Off-peak shuttle trains would terminate at Alexandria, where passengers could catch Metro to get into DC. The new service would add customers to Metro's Blue and Yellow lines outside of rush hours.
Outside of rush hours, VRE trains would not go further than Alexandria due to existing congestion on the CSX Railroad; the stretch of tracks between Manassas and Alexandria is a dead-end stub for Norfolk Southern, meaning the tracks don't see as much traffic as the CSX ones.
Building more tracks could also mean serving different locations
VRE has packed its proposal to expand service with plans to build new track and stations. The Fredericksburg Line was recently extended south to Spotsylvania County, and since 2002 VRE has been looking at extending its Manassas Line building an extension 11 miles west to Haymarket, near where I-66 crosses through Bull Run Mountain.

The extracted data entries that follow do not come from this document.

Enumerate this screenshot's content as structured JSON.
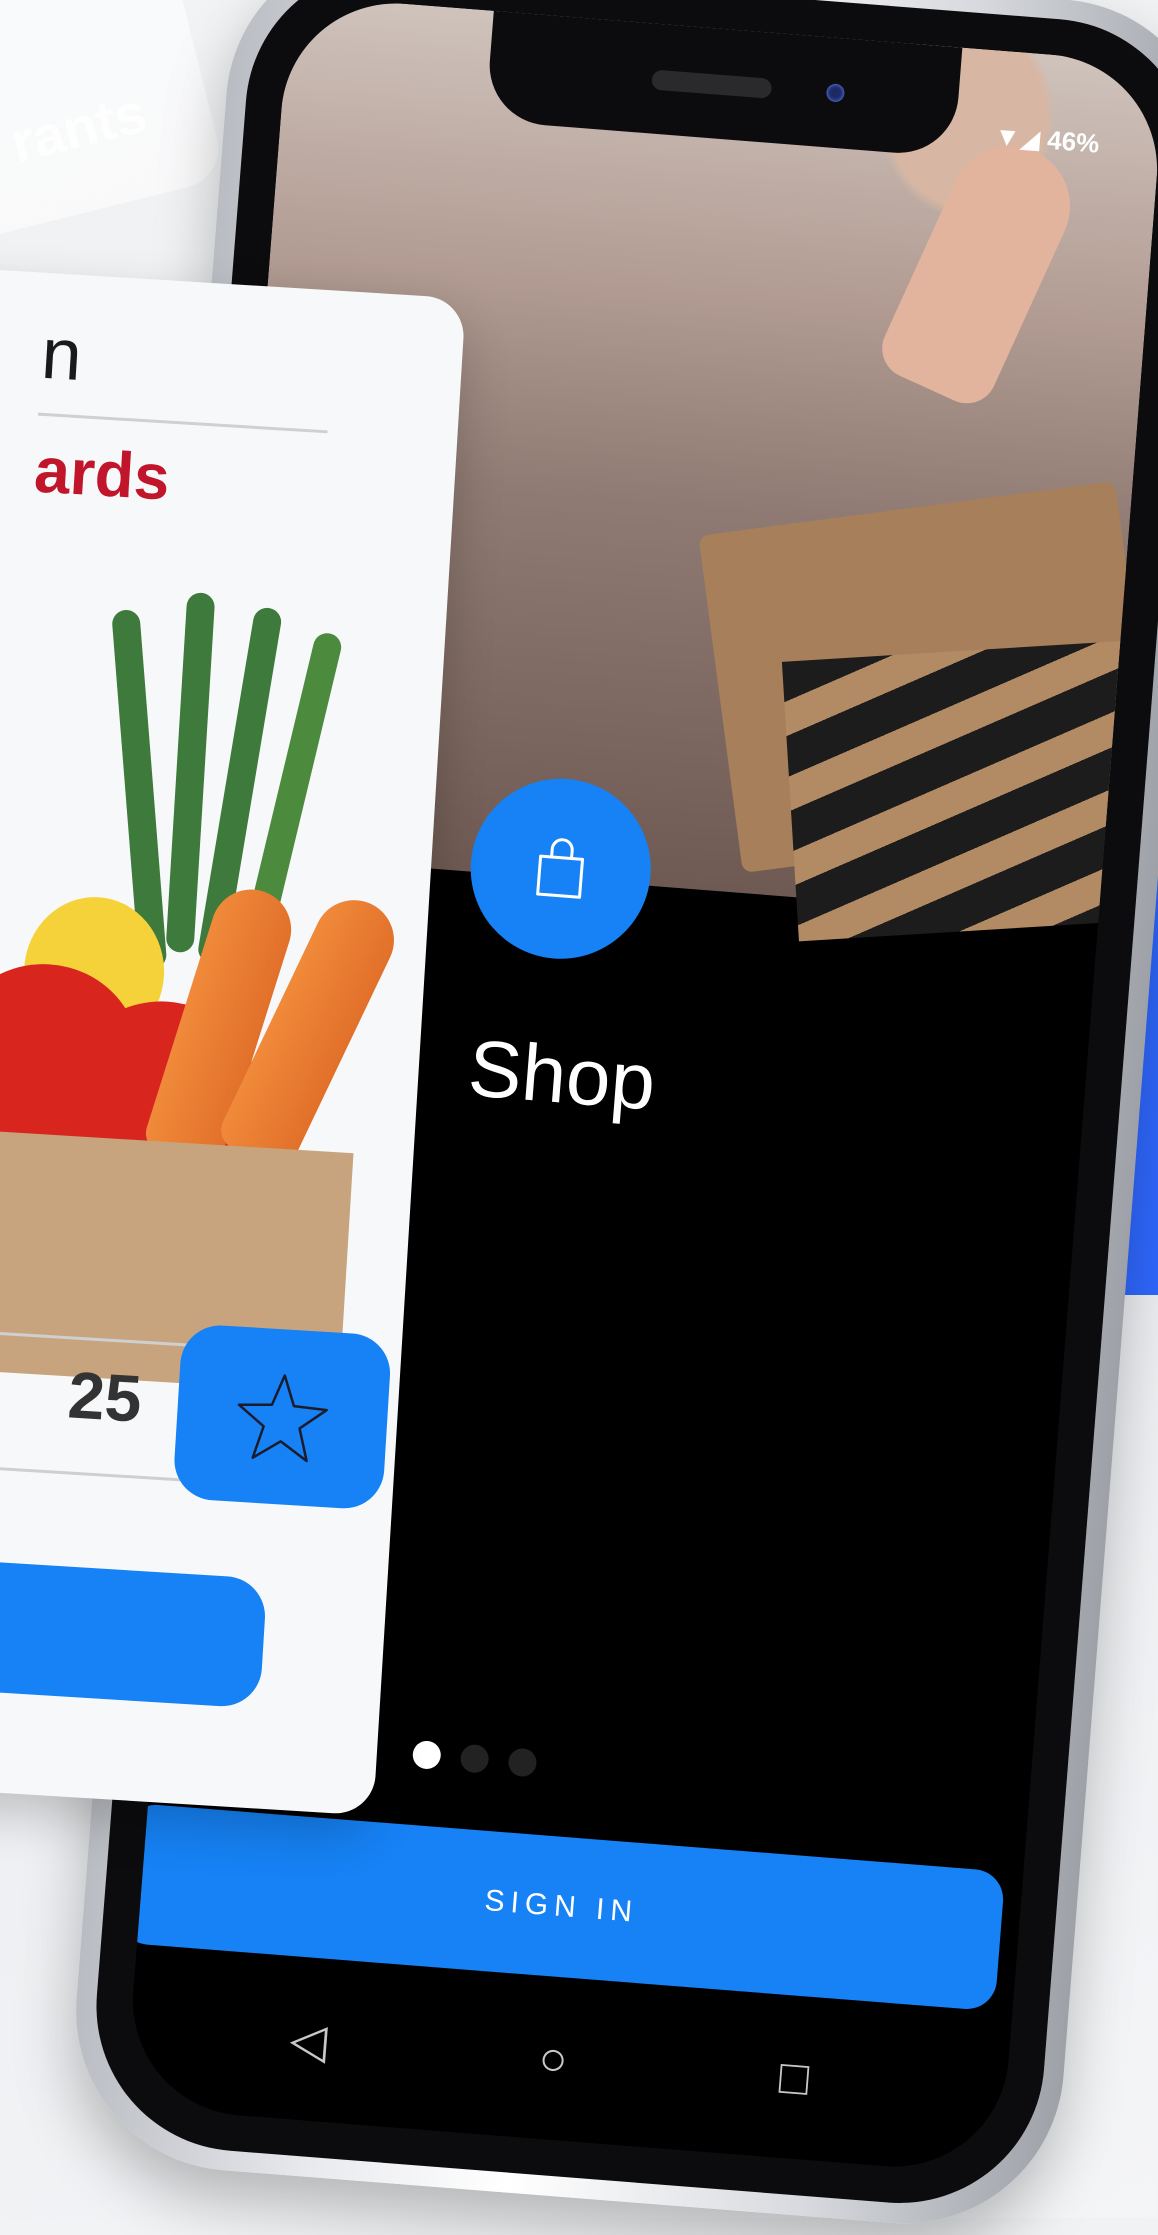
{
  "background": {
    "card_text": "rants",
    "accent_block_color": "#2f68ff"
  },
  "phone": {
    "status_bar": {
      "battery": "46%",
      "icons": [
        "wifi-icon",
        "signal-icon"
      ]
    },
    "hero": {
      "title": "Shop",
      "icon": "shopping-bag-icon",
      "accent_color": "#1682f5"
    },
    "pagination": {
      "active_page": 1,
      "total_pages": 3
    },
    "signin_button": {
      "label": "SIGN IN"
    },
    "nav_bar": {
      "back_icon": "◁",
      "home_icon": "○",
      "recent_icon": "□"
    }
  },
  "card": {
    "title_fragment": "n",
    "rewards_fragment": "ards",
    "points_fragment": "25",
    "star_icon": "star-icon"
  }
}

Among all of the options its considering, VRE's preference is to build the extension with three new stations at Innovation, Gainesville, and Haymarket. The existing Broad Run station would be closed and a new railyard would be constructed west of Haymarket, perhaps in Fauquier County.
The extension to Haymarket would cost $468 million. When Virginia's Commonwealth Transportation Board (CTB) prioritized projects for the 2017-2022 Six-Year Improvement Program on June 13, 2016, the benefit/cost ratio was not high enough to justify funding.
The CTB uses what's called the "Smart Scale" analytical process (previously known as the "HB2" process) to prioritize transportation projects, and VRE staff called their proposal the "best project not to get funded this cycle."
Funding for the proposed expansion will be problematic. VRE claims it does not intend to rely upon local funding for construction, but 50% of current operations costs are subsidized by local jurisdictions.
VRE anticipates Federal/state grants would fund one-time capital costs for building track and buying new locomotives and railcars. The counties/cities in Northern Virginia would have to find the revenue in local budgets to fund the extra $4-5 million in annual operating costs not covered by customer fares.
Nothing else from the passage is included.